Better to Bank the Surplus than Phony Tax Cuts
When Evers says he wants the legislature to come back with a different tax cut plan, what he means is that he wants more welfare; he wants to pick and choose winners and losers to give credits that amount to welfare. Evers wants to sink hundreds of millions into things like childcare subsidies, low-income housing, and electric vehicle charging credits. If you’re a middle-income earner, who drives a regular car and you’re childless or your children have left home – your change is going to fund credits for other people.
He’s comfortable refusing to cut even the middle-class tax rate because he is betting the legislature will be so eager for a bigger tax cut that they’ll agree to his slate of special credits and tax shifts and give up on real tax cuts.

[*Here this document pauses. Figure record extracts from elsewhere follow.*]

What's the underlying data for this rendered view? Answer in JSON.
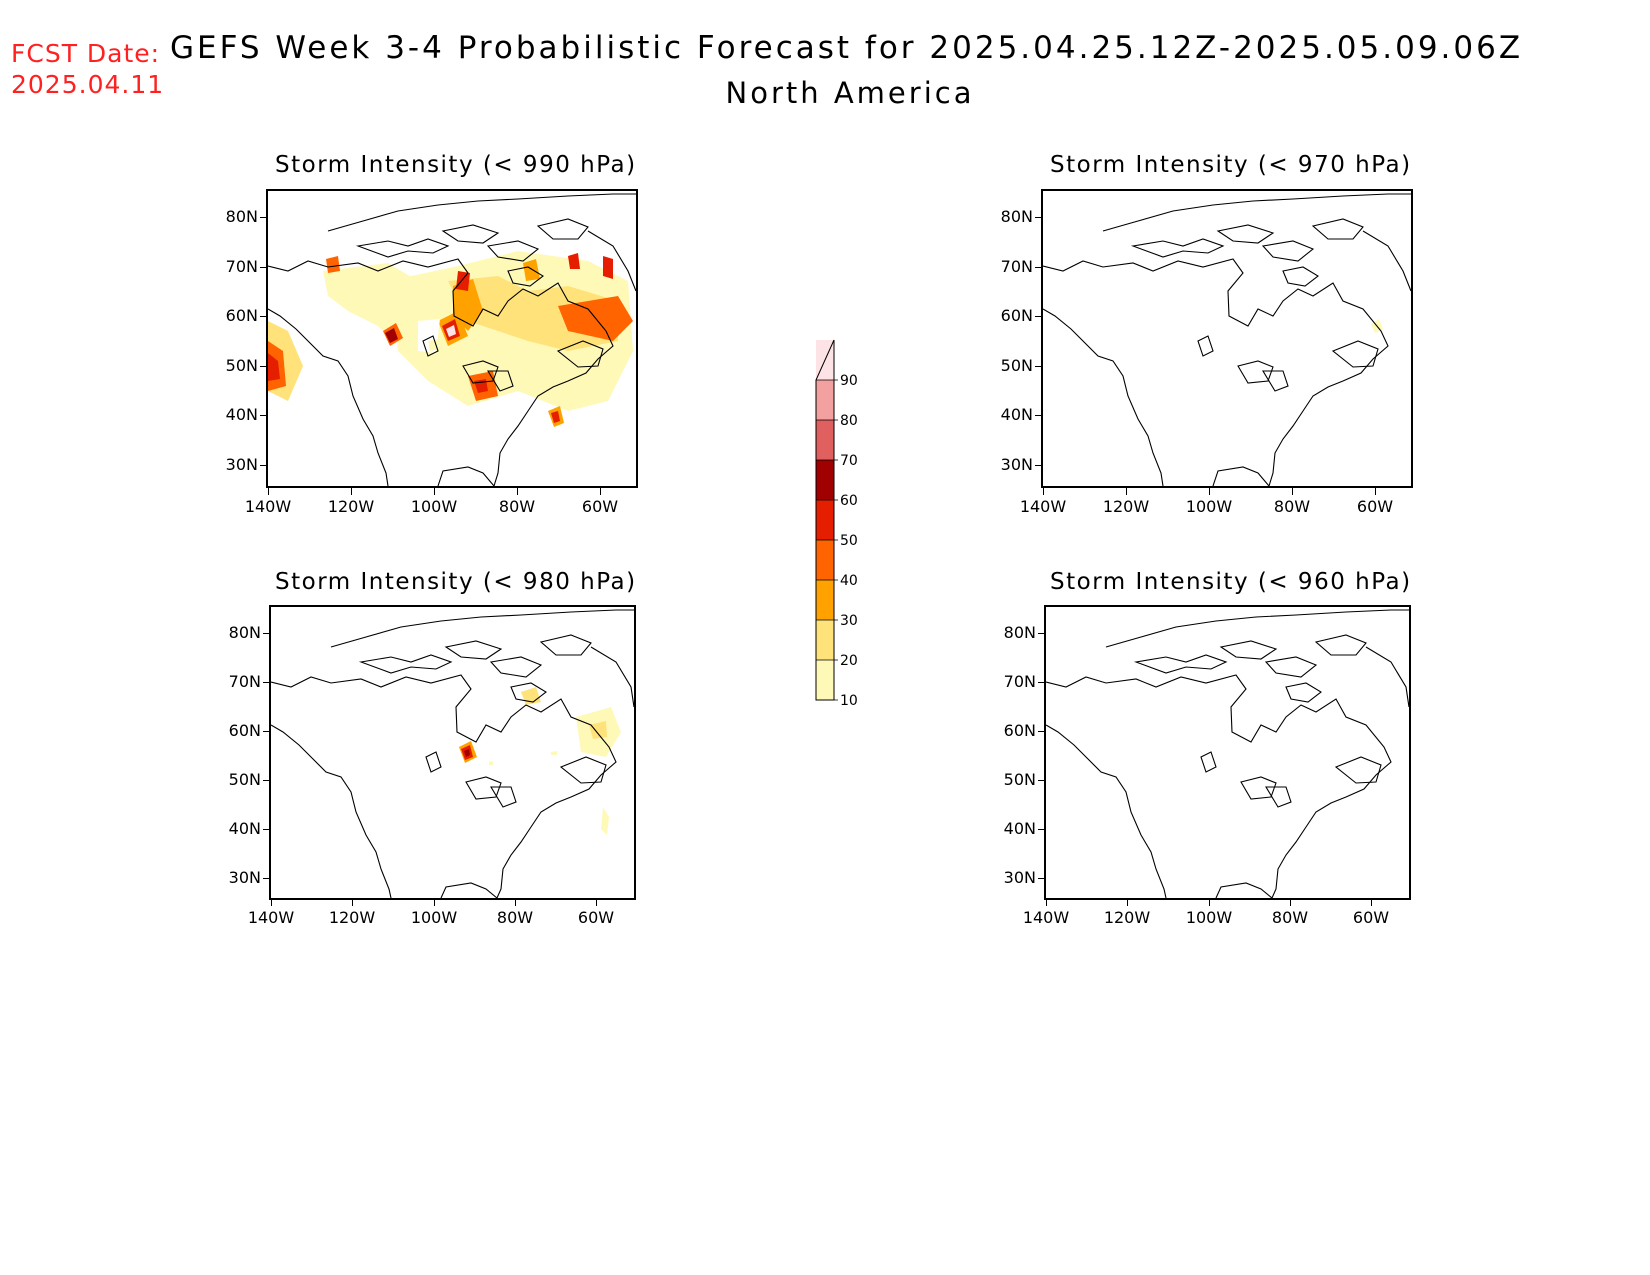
{
  "header": {
    "fcst_label": "FCST Date:",
    "fcst_date": "2025.04.11",
    "title": "GEFS Week 3-4 Probabilistic Forecast for 2025.04.25.12Z-2025.05.09.06Z",
    "subtitle": "North America"
  },
  "panels": [
    {
      "title": "Storm Intensity (< 990 hPa)"
    },
    {
      "title": "Storm Intensity (< 970 hPa)"
    },
    {
      "title": "Storm Intensity (< 980 hPa)"
    },
    {
      "title": "Storm Intensity (< 960 hPa)"
    }
  ],
  "axes": {
    "lat_labels": [
      "80N",
      "70N",
      "60N",
      "50N",
      "40N",
      "30N"
    ],
    "lon_labels": [
      "140W",
      "120W",
      "100W",
      "80W",
      "60W"
    ]
  },
  "colorbar": {
    "levels": [
      "10",
      "20",
      "30",
      "40",
      "50",
      "60",
      "70",
      "80",
      "90"
    ],
    "colors": [
      "#fff9b8",
      "#ffe37a",
      "#ffa200",
      "#ff6400",
      "#e61e00",
      "#a00000",
      "#e06060",
      "#f2a0a0",
      "#fde2e6"
    ]
  }
}
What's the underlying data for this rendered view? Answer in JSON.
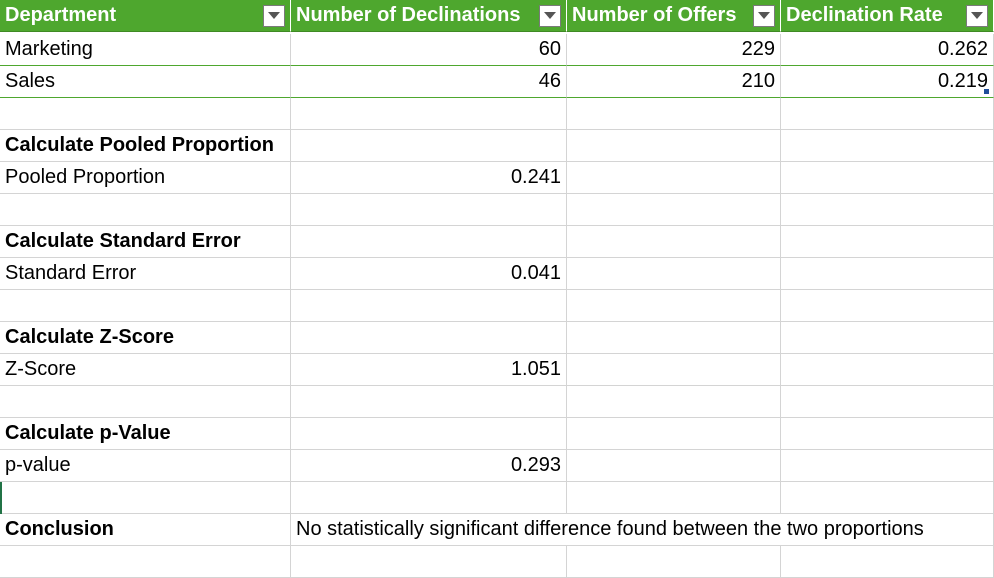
{
  "table": {
    "headers": [
      "Department",
      "Number of Declinations",
      "Number of Offers",
      "Declination Rate"
    ],
    "rows": [
      [
        "Marketing",
        "60",
        "229",
        "0.262"
      ],
      [
        "Sales",
        "46",
        "210",
        "0.219"
      ]
    ]
  },
  "sections": {
    "pooled": {
      "heading": "Calculate Pooled Proportion",
      "label": "Pooled Proportion",
      "value": "0.241"
    },
    "stderr": {
      "heading": "Calculate Standard Error",
      "label": "Standard Error",
      "value": "0.041"
    },
    "zscore": {
      "heading": "Calculate Z-Score",
      "label": "Z-Score",
      "value": "1.051"
    },
    "pvalue": {
      "heading": "Calculate p-Value",
      "label": "p-value",
      "value": "0.293"
    }
  },
  "conclusion": {
    "label": "Conclusion",
    "text": "No statistically significant difference found between the two proportions"
  },
  "colors": {
    "header_fill": "#4ea72e",
    "header_text": "#ffffff",
    "gridline": "#d4d4d4"
  },
  "icons": {
    "filter": "dropdown-arrow-icon"
  }
}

If Evers truly cares about the middle class, he will step back and reexamine these lines in the sand.
For their part, legislators should call Evers’ bluff, swallow their pride, and try to negotiate a meaningful, broad tax rate cut, moving the state toward a flat tax, returning the surplus to the taxpayers who built it, not spending it, not caving in and giving tax credits to only some of the taxpayers who paid more than our bloated government could spend.
Taxpayers – all of them – have been waiting too long for their change.